Mr. Praed in responding expressed the pleasure he felt in receiving the hearty cheers they had given him and Mrs. Praed. He was afraid in the morning the meeting would have had to be postponed on account of the weather, but it had somewhat cleared off, and he hoped they had enjoyed themselves as well as they could under the circumstances. He was sure the drill and the discipline did them great credit, and that the officers and men had cause for mutual congratulations on their efficiency. He heartily thanked them for the manner in which they had received the names of himself and Mrs. Praed.
In answer to a call from the men, Capt.
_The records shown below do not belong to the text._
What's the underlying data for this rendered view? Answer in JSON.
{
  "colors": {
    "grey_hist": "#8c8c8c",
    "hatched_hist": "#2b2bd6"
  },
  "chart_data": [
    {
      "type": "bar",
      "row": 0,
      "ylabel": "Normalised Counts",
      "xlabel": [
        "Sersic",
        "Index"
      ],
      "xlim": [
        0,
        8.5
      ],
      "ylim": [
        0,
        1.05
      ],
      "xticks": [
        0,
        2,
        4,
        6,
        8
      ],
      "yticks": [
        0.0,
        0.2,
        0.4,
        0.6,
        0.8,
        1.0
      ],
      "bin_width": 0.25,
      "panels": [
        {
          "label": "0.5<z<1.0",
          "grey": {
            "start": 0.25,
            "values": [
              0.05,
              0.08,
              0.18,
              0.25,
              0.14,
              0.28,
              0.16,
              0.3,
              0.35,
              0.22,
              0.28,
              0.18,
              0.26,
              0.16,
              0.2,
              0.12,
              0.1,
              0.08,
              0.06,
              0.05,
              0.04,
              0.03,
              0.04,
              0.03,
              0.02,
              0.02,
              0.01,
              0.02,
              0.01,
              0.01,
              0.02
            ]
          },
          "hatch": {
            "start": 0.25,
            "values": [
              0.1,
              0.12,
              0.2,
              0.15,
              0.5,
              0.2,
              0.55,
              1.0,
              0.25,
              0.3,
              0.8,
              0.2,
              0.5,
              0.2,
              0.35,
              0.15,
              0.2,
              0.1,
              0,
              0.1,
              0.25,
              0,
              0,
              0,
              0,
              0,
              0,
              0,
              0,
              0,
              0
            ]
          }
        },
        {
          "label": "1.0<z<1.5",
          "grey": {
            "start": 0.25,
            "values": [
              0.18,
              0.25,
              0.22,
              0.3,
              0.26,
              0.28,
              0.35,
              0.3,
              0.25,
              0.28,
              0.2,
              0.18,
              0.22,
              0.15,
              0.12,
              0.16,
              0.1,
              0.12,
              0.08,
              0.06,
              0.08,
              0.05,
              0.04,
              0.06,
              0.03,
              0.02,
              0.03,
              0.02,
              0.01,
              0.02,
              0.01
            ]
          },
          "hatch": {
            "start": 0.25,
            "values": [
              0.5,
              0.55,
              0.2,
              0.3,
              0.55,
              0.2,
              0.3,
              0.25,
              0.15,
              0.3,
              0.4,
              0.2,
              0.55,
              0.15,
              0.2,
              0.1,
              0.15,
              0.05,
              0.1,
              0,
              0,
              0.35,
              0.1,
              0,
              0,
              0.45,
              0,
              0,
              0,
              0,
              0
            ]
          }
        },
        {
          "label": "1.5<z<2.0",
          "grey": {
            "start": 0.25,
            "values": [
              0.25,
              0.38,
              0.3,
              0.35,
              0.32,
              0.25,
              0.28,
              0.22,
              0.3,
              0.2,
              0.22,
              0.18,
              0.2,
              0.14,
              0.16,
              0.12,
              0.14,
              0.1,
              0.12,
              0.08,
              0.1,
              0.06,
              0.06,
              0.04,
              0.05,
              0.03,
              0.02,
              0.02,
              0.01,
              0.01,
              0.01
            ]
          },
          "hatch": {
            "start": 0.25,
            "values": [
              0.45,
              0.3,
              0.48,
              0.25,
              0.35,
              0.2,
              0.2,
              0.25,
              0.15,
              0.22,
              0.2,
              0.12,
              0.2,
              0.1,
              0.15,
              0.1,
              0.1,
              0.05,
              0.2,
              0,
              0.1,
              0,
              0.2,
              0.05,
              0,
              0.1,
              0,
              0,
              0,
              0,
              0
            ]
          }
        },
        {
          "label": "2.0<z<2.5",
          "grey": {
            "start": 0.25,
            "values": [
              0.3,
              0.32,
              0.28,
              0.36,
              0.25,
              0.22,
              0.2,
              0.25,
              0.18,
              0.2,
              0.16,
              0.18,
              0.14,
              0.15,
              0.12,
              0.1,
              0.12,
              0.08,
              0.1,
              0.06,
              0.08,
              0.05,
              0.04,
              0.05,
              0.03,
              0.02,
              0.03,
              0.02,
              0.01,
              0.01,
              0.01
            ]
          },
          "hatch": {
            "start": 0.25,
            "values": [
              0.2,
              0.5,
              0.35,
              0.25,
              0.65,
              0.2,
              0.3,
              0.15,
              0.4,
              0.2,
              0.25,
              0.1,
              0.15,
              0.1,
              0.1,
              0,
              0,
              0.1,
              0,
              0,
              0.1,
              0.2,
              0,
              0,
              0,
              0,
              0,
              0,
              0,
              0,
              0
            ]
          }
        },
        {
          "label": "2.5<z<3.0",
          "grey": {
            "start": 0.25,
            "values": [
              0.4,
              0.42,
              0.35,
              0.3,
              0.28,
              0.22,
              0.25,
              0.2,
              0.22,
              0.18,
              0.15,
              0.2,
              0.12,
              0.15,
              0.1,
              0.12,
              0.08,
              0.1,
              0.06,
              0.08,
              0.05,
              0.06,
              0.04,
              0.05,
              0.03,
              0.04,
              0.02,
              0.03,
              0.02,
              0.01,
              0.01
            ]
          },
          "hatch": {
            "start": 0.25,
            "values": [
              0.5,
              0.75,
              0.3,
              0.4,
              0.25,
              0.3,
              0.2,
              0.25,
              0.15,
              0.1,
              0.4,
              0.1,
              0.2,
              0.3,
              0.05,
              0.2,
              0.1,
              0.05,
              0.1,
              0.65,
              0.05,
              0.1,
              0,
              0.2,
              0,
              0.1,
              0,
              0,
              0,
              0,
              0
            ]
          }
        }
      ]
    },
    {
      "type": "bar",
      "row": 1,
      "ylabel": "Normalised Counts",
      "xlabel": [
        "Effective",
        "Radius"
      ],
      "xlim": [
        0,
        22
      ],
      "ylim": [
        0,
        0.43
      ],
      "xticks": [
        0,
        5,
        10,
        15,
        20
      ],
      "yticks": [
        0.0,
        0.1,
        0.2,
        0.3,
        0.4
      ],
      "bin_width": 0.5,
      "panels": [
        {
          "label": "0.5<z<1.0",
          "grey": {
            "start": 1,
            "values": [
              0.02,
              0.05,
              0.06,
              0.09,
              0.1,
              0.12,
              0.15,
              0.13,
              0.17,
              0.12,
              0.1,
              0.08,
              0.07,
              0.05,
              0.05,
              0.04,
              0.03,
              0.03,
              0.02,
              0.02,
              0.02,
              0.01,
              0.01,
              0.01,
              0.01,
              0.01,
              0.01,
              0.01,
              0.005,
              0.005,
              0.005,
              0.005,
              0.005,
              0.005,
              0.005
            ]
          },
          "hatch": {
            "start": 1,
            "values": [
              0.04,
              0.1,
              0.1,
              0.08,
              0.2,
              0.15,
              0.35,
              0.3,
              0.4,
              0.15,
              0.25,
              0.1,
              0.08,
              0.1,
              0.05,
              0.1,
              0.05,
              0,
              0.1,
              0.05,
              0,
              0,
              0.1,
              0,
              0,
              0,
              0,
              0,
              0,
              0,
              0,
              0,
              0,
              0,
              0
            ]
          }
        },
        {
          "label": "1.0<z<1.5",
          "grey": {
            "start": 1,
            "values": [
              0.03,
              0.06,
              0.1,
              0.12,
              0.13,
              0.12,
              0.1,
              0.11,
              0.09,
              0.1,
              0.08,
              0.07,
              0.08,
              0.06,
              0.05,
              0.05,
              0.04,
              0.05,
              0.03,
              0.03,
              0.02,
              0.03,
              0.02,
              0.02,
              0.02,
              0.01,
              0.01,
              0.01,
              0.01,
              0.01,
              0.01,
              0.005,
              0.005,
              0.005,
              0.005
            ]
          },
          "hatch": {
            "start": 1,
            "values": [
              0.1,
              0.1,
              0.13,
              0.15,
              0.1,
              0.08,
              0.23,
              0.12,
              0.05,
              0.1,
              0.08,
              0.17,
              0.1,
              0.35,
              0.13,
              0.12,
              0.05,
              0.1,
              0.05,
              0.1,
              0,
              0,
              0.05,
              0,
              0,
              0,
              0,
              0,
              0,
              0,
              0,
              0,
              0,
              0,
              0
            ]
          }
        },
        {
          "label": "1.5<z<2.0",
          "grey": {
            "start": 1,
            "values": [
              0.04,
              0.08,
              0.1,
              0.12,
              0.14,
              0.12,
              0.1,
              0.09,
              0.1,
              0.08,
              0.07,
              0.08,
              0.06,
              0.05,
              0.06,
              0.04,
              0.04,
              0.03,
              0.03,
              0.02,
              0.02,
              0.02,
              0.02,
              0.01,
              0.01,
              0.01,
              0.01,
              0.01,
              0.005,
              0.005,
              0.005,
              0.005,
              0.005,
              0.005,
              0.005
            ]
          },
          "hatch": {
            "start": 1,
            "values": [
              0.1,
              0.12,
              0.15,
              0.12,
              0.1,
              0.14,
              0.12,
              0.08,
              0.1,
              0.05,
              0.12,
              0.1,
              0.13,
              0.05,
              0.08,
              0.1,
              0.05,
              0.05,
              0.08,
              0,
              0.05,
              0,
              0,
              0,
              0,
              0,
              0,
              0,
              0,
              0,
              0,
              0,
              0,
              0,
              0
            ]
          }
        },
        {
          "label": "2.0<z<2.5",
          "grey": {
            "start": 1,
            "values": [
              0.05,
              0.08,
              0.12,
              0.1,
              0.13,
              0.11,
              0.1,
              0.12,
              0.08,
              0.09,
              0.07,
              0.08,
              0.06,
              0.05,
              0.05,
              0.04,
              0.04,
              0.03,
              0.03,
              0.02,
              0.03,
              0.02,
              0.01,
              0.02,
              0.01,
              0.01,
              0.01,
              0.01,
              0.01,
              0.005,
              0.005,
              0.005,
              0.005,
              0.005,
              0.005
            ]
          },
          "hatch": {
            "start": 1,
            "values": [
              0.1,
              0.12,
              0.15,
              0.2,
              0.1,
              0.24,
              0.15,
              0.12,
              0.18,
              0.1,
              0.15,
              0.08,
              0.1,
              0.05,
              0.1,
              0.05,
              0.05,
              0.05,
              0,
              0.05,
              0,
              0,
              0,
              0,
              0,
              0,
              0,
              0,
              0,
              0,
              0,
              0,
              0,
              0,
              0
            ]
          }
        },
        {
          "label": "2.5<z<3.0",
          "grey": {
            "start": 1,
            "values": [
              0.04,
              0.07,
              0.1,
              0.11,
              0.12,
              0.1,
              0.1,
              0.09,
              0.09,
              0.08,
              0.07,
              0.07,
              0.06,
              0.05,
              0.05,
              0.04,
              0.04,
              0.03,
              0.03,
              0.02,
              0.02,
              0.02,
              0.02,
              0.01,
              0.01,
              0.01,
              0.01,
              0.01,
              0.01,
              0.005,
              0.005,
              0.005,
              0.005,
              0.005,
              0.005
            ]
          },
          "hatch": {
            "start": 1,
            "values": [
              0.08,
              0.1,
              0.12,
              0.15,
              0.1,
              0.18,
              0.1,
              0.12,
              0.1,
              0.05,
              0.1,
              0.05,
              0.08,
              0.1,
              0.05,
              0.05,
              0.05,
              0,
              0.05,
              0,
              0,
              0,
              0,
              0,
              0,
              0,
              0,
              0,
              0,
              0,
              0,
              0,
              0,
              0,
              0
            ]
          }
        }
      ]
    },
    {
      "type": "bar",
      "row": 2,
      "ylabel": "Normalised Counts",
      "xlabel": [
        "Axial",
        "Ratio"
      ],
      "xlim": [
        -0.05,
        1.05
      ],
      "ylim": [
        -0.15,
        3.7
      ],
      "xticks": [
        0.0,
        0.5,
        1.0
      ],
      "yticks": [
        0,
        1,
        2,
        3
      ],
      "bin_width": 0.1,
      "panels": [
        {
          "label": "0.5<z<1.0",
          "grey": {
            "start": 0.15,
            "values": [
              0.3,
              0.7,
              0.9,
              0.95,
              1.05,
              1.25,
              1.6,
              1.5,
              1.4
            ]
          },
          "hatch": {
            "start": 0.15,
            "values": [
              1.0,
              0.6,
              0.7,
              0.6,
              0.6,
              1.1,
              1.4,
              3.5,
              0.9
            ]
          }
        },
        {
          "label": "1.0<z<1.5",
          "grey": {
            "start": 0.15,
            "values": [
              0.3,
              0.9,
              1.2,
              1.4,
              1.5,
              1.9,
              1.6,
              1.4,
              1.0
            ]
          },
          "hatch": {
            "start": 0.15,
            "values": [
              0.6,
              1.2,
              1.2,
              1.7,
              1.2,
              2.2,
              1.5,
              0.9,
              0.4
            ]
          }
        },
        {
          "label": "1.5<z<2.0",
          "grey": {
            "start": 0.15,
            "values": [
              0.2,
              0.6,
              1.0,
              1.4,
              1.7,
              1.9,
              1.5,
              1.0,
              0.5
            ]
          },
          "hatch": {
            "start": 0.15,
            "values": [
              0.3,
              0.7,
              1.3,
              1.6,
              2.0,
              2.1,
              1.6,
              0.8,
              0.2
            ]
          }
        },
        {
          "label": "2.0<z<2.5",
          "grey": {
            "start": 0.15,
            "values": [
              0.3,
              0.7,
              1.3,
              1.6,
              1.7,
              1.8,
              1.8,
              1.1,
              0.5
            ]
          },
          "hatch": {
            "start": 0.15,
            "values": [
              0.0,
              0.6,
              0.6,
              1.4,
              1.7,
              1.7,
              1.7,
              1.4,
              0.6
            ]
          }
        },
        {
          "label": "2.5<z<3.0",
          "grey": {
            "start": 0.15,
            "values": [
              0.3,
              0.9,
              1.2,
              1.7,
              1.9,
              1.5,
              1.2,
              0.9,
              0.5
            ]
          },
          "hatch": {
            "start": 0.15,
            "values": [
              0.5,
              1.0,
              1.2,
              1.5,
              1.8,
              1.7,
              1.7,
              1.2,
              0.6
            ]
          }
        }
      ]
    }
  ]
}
Jackson stood forward and said he did not know what they wanted him to say after what had been said, but he supposed it was that he represented the second company. Their entertainment that afternoon was only another instance of Mr. Praed's interest in the welfare of the Volunteer movement. But he thought that Mrs. Praed had also some share in this the second volume of "The Volunteers at Rushden," and he hoped they should be honoured to a third next year. (Mr. Praed: Yes, you shall have that. Cheers)
This concluded the programme, and the Corps marched out of the grounds to meet a special train that was run for them at 8.30 from Irchester, having spent a very pleasant afternoon. The strength of the muster, in addition to the officers named, was as follows: 8 sergeants, 2 buglers, and 124 rank and file.